A typical tenement building had five to seven stories and occupied nearly all of the lot upon which it was built, usually 25 feet wide and 100 feet long, according to existing city regulations. Many tenements began as single family dwellings, and many older structures were converted into tenements by adding floors on top or by building more space in rear-yard areas.
With less than a foot of space between buildings, little air and light could get in.
In many tenements, only the rooms on the street got any light, and the interior rooms had no ventilation, unless air shafts were built directly into the room. Later, speculators began building new tenements, often using cheap materials and construction shortcuts. Even new, this kind of housing was at best uncomfortable and at worst highly unsafe.

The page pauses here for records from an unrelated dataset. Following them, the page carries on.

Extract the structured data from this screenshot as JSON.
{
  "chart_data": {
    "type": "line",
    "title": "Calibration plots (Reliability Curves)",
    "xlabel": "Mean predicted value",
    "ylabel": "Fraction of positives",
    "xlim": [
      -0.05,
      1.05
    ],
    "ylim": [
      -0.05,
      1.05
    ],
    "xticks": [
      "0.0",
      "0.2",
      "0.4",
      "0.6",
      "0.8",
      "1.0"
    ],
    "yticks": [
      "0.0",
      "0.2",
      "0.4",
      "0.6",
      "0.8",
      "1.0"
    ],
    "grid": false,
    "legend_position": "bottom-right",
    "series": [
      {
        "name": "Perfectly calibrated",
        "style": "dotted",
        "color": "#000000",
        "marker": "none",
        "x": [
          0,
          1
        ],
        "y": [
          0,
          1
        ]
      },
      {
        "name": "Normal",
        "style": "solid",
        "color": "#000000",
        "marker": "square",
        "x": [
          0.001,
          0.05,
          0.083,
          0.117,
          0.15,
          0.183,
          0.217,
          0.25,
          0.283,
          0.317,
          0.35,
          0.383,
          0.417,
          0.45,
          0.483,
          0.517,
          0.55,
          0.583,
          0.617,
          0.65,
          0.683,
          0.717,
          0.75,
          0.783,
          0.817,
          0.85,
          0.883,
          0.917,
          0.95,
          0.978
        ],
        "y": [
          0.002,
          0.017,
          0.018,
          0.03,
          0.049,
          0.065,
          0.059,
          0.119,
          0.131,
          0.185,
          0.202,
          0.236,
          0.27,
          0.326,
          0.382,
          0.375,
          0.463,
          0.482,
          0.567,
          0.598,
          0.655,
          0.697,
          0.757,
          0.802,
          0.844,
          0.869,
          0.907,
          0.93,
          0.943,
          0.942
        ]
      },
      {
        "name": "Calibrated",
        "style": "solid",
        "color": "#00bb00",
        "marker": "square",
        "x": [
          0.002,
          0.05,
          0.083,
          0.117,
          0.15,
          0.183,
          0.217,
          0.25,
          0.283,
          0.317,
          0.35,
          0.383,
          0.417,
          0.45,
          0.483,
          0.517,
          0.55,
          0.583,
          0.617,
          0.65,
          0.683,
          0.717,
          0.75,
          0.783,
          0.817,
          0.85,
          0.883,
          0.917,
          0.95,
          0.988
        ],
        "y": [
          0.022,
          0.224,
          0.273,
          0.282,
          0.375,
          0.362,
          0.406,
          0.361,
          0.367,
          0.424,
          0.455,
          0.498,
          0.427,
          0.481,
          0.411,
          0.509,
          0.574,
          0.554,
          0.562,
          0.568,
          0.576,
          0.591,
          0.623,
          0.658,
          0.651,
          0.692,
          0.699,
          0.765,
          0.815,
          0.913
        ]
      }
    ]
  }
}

In the 19th century, more and more people began crowding into America’s cities, including thousands of newly arrived immigrants seeking a better life than the one they had left behind. In New York City, where the population doubled every decade from 1800 to 1880, buildings that had once been single family dwellings were increasingly divided into multiple living spaces to accommodate this growing population.
Known as tenements, these narrow, low rise apartment buildings, many of them concentrated in the city’s Lower East Side neighborhood, were all too often cramped, poorly lit and lacked indoor plumbing and proper ventilation. By 1900, some 2 point 3 million people, a full two thirds of New York City’s population, were living in tenement housing.
In the first half of the 19th century, many of the more affluent residents of New York’s Lower East Side neighborhood began to move further north, leaving their low rise masonry row houses behind. At the same time, more and more immigrants began to flow into the city, many of them fleeing the Irish Potato Famine, or Great Hunger, in Ireland or revolution in Germany. Both of these groups of new arrivals concentrated themselves on the Lower East Side, moving into row houses that had been converted from single family dwellings into multiple apartment tenements, or into new tenement housing built specifically for that purpose.
Two major studies of tenements were completed in the 1890s, and in 1901 city officials passed the Tenement House Law, which effectively outlawed the construction of new tenements on 25 foot lots and mandated improved sanitary conditions, fire escapes and access to light. Under the new law, which in contrast to past legislation would actually be enforced pre existing tenement structures were updated, and more than 200,000 new apartments were built over the next 15 years, supervised by city authorities.